Significantly less so.
One way to measure the "regularity" of a language's verbs is, how much information do you need to memorize for each verb in order to conjugate it properly?
For Spanish, you don't need very much. If you have the infinitive, you can deduce the rest from that. There are a few irregular verbs, but those are a relatively small fraction of the total.

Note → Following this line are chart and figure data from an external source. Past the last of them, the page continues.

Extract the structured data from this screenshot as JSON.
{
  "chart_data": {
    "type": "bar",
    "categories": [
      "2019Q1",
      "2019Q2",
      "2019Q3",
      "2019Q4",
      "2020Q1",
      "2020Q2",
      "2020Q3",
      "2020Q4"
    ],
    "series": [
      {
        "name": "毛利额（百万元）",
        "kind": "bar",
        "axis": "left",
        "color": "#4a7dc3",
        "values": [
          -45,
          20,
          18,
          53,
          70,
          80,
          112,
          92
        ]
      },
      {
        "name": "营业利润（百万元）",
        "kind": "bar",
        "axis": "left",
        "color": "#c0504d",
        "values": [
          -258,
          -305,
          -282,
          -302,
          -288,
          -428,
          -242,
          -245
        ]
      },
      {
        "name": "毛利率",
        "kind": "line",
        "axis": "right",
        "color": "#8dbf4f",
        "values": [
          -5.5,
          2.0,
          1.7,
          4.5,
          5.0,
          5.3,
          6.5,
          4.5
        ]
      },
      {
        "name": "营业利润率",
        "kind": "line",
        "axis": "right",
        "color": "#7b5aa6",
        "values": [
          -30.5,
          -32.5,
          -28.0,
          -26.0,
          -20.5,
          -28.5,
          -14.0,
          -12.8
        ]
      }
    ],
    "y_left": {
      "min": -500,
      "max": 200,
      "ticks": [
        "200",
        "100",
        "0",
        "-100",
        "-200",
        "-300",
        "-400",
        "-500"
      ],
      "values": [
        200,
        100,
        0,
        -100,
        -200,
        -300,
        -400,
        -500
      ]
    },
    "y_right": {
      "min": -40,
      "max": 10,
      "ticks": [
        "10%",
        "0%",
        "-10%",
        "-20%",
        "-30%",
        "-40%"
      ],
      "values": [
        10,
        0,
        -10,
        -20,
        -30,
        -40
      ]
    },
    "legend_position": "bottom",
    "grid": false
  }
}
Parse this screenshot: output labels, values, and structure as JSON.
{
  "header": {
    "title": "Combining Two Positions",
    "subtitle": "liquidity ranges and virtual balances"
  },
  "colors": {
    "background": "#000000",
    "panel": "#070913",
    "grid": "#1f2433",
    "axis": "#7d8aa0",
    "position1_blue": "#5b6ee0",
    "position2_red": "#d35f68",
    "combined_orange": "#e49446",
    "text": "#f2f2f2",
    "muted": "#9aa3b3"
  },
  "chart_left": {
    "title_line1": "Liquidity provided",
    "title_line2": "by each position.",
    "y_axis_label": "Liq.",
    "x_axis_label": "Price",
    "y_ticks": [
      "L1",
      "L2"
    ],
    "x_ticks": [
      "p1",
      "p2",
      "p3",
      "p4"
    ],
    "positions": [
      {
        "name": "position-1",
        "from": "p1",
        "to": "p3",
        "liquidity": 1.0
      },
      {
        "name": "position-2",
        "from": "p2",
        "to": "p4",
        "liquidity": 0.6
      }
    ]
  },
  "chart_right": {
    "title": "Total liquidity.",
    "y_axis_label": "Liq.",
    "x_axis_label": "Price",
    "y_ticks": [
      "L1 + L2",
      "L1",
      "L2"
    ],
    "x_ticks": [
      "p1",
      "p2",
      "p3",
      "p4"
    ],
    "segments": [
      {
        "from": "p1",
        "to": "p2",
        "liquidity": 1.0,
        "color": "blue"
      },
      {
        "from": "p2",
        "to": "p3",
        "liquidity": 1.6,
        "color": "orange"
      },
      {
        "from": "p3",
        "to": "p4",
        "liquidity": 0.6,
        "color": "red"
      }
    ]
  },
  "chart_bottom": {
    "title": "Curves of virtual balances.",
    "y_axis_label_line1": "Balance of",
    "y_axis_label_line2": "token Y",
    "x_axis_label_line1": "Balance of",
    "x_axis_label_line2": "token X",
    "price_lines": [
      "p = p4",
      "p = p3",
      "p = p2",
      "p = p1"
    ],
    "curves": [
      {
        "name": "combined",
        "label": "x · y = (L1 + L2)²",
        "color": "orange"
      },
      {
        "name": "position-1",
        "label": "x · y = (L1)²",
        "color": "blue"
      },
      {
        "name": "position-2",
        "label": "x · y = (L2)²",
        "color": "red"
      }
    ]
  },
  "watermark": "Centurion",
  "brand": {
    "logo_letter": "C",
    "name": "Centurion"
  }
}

In Latin, you generally need to know four separate forms, the "principal parts", which provide information you can't get from the infinitive. For example, there are a few different ways to form the perfect (basically simple past) tense stem from the present stem: sometimes you add a -v- (amā- → amāv- "love"), sometimes you add an -s- (dīc- → dīx- "say"), sometimes you lengthen the vowel (ven- → vēn- "come"), sometimes you reduplicate the first syllable (curr- → cu-curr- "run"), and so on. There are a few general trends, like how most stems ending in -ā- add a -v-, but they're more like guidelines than hard rules. So you need to memorize the past stem alongside the present stem. And then you can usually figure out the supine stem from the past stem, but not always, so you need to memorize that too, and you can usually figure out the present stem from the infinitive stem, but not always, so you need to memorize that too, and in the end you're learning four separate forms for each verb.
P.S.
I know that some verbs, e.g. ir, are weird because they come from multiple Latin words.
This is called suppletion, and happens in Latin as well as Spanish. (In fact, it happens in most inflecting languages—consider English "go" vs "went", or "be" vs "is" vs "was".) But suppletive verbs are generally a small minority, so they don't matter as much in terms of the overall regularity of the language.